Kanha, Krishna, Murlimanohar, Radhyeshyam, Gopal, Madhav…..many names and many forms. One can never get tired of his stories in various forms that he took to deliver his followers from the cruel Kansa. Children and grownups are equally fond of leelas of Krishna.
The debut novel by Pranab Mullick is yet another attempt to retell the story of “Kansa Vadh” (killing Kansa) to liberate the people of Mathura from his tyrannous rule, albeit in a different way. In this mythological fiction, the author has woven a unique tale on the background of a commonly known legend from a part of Krishna’s life. Some parts are well-known and well-accepted while some imaginary characters and instances are added to create a new compelling storyline.
Mathura, Krishna’s birthday place, has three tribes that follow a democratic process to elect their king. Kansa, however, forcefully and deceitfully, elects himself as the king by deposing his father Ugrasen.
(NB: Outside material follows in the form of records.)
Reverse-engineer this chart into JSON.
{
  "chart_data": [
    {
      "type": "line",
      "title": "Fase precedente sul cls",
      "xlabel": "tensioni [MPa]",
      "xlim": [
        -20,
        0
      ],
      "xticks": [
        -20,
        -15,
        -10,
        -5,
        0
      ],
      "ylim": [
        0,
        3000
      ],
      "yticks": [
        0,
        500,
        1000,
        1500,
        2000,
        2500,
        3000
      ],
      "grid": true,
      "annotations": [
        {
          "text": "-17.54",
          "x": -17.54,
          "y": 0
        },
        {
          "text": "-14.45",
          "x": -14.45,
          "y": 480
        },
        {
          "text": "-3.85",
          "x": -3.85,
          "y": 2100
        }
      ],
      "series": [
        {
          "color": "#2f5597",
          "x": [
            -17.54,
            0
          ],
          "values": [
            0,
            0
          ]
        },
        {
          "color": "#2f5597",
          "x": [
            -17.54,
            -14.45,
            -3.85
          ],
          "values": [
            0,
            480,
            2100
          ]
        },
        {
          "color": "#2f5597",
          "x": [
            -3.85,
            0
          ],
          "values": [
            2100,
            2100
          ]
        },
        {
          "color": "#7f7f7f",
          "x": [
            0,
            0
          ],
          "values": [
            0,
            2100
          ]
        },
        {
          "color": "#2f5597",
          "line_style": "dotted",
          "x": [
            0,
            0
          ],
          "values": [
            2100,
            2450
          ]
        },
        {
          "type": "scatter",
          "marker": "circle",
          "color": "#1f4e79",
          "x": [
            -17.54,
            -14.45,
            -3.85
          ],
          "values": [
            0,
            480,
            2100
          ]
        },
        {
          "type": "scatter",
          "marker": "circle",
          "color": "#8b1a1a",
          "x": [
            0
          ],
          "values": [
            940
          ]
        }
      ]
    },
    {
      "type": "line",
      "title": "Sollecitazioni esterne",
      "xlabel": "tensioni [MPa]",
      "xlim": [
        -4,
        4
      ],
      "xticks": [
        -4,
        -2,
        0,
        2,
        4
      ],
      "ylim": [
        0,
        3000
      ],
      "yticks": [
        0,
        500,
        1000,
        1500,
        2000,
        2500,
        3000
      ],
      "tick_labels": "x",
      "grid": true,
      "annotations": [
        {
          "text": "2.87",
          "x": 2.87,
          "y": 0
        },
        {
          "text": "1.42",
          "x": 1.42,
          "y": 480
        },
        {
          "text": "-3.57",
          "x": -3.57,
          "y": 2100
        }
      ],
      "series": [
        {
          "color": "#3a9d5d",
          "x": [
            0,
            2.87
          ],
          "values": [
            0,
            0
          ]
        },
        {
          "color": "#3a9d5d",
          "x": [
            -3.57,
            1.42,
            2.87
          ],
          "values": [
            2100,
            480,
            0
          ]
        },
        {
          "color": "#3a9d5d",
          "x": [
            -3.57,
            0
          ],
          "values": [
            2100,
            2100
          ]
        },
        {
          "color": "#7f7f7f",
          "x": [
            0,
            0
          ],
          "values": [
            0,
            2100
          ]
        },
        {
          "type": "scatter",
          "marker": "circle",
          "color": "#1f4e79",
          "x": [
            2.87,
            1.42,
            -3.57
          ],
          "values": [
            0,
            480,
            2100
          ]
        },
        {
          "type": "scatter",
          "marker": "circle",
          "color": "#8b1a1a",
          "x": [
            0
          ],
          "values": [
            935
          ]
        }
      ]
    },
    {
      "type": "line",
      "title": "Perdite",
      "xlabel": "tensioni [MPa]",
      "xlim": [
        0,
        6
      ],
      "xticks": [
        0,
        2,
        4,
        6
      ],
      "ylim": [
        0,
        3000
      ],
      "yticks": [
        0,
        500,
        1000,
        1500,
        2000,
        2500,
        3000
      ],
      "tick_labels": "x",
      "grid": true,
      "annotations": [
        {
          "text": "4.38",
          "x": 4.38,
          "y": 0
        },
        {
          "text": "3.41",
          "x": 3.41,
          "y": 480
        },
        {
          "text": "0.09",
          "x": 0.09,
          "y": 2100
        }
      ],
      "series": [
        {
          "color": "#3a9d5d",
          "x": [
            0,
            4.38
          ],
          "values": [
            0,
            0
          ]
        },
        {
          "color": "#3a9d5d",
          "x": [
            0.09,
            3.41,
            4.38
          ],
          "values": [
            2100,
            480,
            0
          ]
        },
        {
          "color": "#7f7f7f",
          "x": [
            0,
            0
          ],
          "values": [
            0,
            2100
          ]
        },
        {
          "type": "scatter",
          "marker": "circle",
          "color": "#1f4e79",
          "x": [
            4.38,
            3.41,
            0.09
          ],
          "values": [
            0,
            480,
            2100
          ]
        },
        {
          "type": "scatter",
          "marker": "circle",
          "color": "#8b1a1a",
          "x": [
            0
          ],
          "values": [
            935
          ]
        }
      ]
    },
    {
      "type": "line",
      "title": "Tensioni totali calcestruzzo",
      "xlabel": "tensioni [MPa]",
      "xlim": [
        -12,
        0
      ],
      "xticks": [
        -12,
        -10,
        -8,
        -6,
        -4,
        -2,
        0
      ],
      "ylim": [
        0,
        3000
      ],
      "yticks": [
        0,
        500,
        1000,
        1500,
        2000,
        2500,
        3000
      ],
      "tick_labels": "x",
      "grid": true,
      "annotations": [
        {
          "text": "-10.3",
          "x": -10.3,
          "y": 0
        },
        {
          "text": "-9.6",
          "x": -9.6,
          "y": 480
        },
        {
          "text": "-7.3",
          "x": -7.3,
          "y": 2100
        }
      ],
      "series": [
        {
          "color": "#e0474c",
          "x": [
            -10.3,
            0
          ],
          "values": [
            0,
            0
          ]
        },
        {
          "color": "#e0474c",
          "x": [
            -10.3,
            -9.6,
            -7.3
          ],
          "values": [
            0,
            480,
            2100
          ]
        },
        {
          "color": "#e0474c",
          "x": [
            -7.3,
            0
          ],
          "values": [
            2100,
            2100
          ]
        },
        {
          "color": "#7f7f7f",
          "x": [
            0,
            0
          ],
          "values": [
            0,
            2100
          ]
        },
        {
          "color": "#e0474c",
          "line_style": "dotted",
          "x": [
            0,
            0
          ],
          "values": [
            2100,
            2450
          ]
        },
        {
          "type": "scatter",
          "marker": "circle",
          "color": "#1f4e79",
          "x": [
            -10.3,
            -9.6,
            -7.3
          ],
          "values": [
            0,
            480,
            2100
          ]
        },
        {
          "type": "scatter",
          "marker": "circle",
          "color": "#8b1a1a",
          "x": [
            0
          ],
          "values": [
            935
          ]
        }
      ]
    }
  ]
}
He also imprisons Vasudev and Devaki after a sage predicts that their eighth child will be the cause of Kansa’s death. A fearful Kansa orders drastic measures to avoid this. And thus begins the reign of tyranny over the land of Mathura.
Chanur, a tribal minister and a trusted advisor of Kansa, has a hidden political agenda as he goes about doing his duties for the King Kansa. Blinded by power and fear, Kansa fails to see the vested interests of Chanur and falls into his traps time and again. The other tribal ministers and people fall prey in the scheme of things planned by Chanur who has the ability to run the show single-handedly although remaining in the background at all times.
Parallelly, Kanha is being raised as the beloved child of the leader of Gop community who lives peacefully in close proximity to the cauldron of activities on the kingdom. He and everyone else are unaware of the fact that Kanha is avatar of Vishnu who will kill Kansa. When Guru Sandipani realizes this, he convinces and trains Krishna along with Balaram and many other Gops to take upon the army of Kansa and kill him.
The story itself is captivating and the narrative is smooth and enthralling. The fictional characters add interesting layers to the original story and make it an interesting read. Although one has to keep in mind that this is a fictional depiction and thus some parts may seem different from what we know about the conventional story. The reader is compelled to turn one page after the other. For mythofiction lovers, this is a definite recommendation.
This is an honest and unbiased review in exchange for a free copy of the book from Blogchatter.